“We were hoping to get some clarity today by meeting with the ministers at 9am. They have now canceled that meeting,” Claassens said. “We want meaningful negotiations to recommence.”
The union claims the new trains are not safe to operate because guards cannot properly see out of them to check platforms are clear on approach and departure from stations.
The fleet, which began arriving in Sydney more than two years ago, has been sitting in sheds at a cost of $30 million a month to the taxpayer, according to the government.
The cost of modifying the new trains is expected to run into the hundreds of millions of dollars.
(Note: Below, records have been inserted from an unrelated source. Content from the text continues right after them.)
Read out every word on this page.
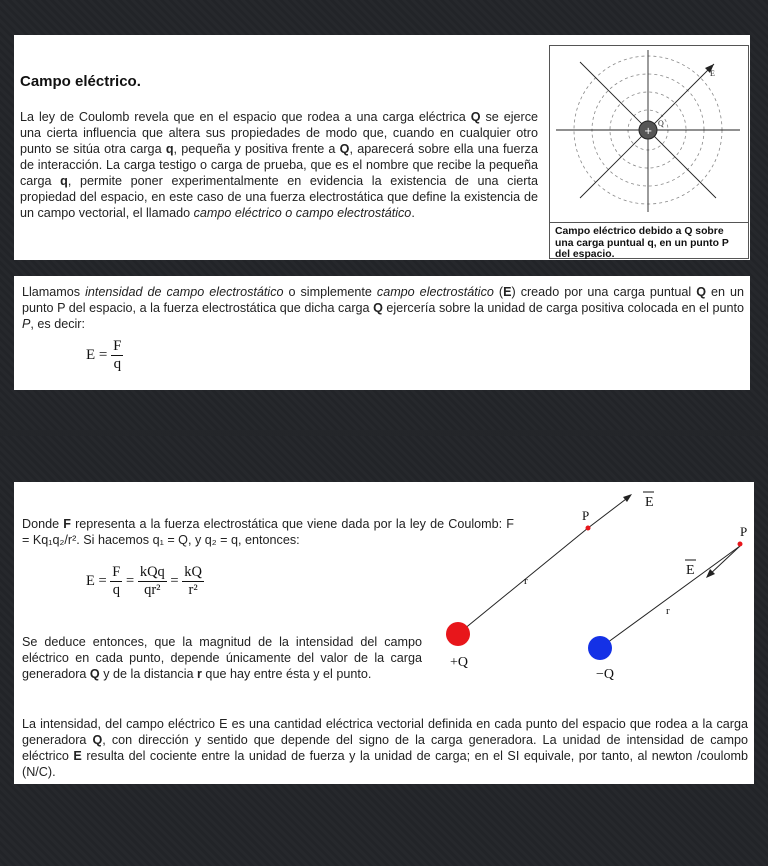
Campo eléctrico.

La ley de Coulomb revela que en el espacio que rodea a una carga eléctrica Q se ejerce una cierta influencia que altera sus propiedades de modo que, cuando en cualquier otro punto se sitúa otra carga q, pequeña y positiva frente a Q, aparecerá sobre ella una fuerza de interacción. La carga testigo o carga de prueba, que es el nombre que recibe la pequeña carga q, permite poner experimentalmente en evidencia la existencia de una cierta propiedad del espacio, en este caso de una fuerza electrostática que define la existencia de un campo vectorial, el llamado campo eléctrico o campo electrostático.

+
Q
E
Campo eléctrico debido a Q sobre una carga puntual q, en un punto P del espacio.

Llamamos intensidad de campo electrostático o simplemente campo electrostático (E) creado por una carga puntual Q en un punto P del espacio, a la fuerza electrostática que dicha carga Q ejercería sobre la unidad de carga positiva colocada en el punto P, es decir:

$E = \frac{F}{q}$

Donde F representa a la fuerza electrostática que viene dada por la ley de Coulomb: F = Kq₁q₂/r². Si hacemos q₁ = Q, y q₂ = q, entonces:

$E = \frac{F}{q} = \frac{\text{kQq}}{\text{qr²}} = \frac{kQ}{\text{r²}}$

Se deduce entonces, que la magnitud de la intensidad del campo eléctrico en cada punto, depende únicamente del valor de la carga generadora Q y de la distancia r que hay entre ésta y el punto.

La intensidad, del campo eléctrico E es una cantidad eléctrica vectorial definida en cada punto del espacio que rodea a la carga generadora Q, con dirección y sentido que depende del signo de la carga generadora. La unidad de intensidad de campo eléctrico E resulta del cociente entre la unidad de fuerza y la unidad de carga; en el SI equivale, por tanto, al newton /coulomb (N/C).

P
E
r
+Q
P
E
r
−Q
The NSW budget papers show that the total cost of the intercity train fleet is “under review”, indicating that it will increase well beyond $2.88 billion.
Transport for NSW said in a statement that the final cost of the new intercity fleet project was subject to the ongoing negotiations over the new enterprise agreement.
However, the agency said the project was still within its $2.8 billion budget, which includes the cost of 610 new carriages, power supply upgrades, network enabling works, and the design and construction of the new maintenance facility at Kangy Angy on the Central Coast.
The latest breakdown in negotiations comes after Sydney’s entire rail network was shut down on February 21, sparking days of transport chaos for commuters.
Transport Minister David Elliott and Employee Relations Minister Damien Tudehope have been approached for comment.